I found an old notebook from college(20+ yrs) a few years ago. I would have been horrified if someone else had read it; I cringed at some of the things I wrote (was I really that naive?) Yet, in some ways it was like visiting an old friend -- the young girl I was trying to figure out school, career, and relationships. This was definitely a diary, although I'm sure I called it a journal.
A notebook from a few years later contained books to read, lists as I made wedding plans, some astute political cartoons (I didn't recall that I knew who Al Gore was at that time, pre-Clinton era, but I had drawn a spot-on caricature in my notebook). Wouldn't label this anything other than a journal.

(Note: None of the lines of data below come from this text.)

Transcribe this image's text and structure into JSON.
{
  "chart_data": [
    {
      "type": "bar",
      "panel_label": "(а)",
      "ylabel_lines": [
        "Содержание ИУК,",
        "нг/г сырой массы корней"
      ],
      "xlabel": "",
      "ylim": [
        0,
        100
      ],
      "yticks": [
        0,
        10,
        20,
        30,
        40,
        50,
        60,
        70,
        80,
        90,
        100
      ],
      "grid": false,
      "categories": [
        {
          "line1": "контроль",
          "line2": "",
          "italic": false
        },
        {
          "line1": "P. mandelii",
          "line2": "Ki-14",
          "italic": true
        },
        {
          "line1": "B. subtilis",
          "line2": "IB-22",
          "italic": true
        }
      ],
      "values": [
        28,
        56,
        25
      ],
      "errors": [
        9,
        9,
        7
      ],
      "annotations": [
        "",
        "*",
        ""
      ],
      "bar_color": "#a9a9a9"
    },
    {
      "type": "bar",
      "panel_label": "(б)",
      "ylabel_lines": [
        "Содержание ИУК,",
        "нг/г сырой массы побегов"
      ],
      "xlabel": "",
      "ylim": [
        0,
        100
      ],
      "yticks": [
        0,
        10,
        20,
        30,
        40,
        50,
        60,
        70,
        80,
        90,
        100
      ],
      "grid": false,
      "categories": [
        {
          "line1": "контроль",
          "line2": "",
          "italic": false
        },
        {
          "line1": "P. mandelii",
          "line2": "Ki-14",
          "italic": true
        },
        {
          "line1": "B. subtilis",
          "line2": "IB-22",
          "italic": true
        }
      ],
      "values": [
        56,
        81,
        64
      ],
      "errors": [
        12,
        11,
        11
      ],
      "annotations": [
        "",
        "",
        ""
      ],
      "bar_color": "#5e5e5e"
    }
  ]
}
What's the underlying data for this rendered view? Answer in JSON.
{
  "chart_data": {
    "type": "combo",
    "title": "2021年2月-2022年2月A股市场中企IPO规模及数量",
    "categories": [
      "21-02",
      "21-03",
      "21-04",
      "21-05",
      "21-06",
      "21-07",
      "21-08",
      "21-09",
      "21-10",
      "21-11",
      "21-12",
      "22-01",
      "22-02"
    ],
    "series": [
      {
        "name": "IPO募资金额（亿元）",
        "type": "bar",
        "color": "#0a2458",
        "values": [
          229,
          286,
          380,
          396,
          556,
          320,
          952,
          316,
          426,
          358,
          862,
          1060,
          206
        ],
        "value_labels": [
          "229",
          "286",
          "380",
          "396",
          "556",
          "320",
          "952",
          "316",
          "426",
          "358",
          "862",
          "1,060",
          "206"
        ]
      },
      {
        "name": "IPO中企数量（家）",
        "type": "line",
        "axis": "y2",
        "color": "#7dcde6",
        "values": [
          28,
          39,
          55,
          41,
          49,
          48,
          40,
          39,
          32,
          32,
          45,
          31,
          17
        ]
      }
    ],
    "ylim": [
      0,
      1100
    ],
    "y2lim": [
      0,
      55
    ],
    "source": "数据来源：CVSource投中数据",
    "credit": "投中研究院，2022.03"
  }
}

As for blog writing, I've been blogging since January. At first I had a difficult time finding a 'voice', because I didn't want it to be confessional. After all, who wants to hear me moan about my job, traffic, what I had for lunch, how I've lost or gained x pounds? As I've become acquainted with some of my readers through their blogs, I think my writing has relaxed some, become less formalized. Still not 'confessional', and it will never be a diary (oh someone just shoot me if it does, please!), but still very different from a journal.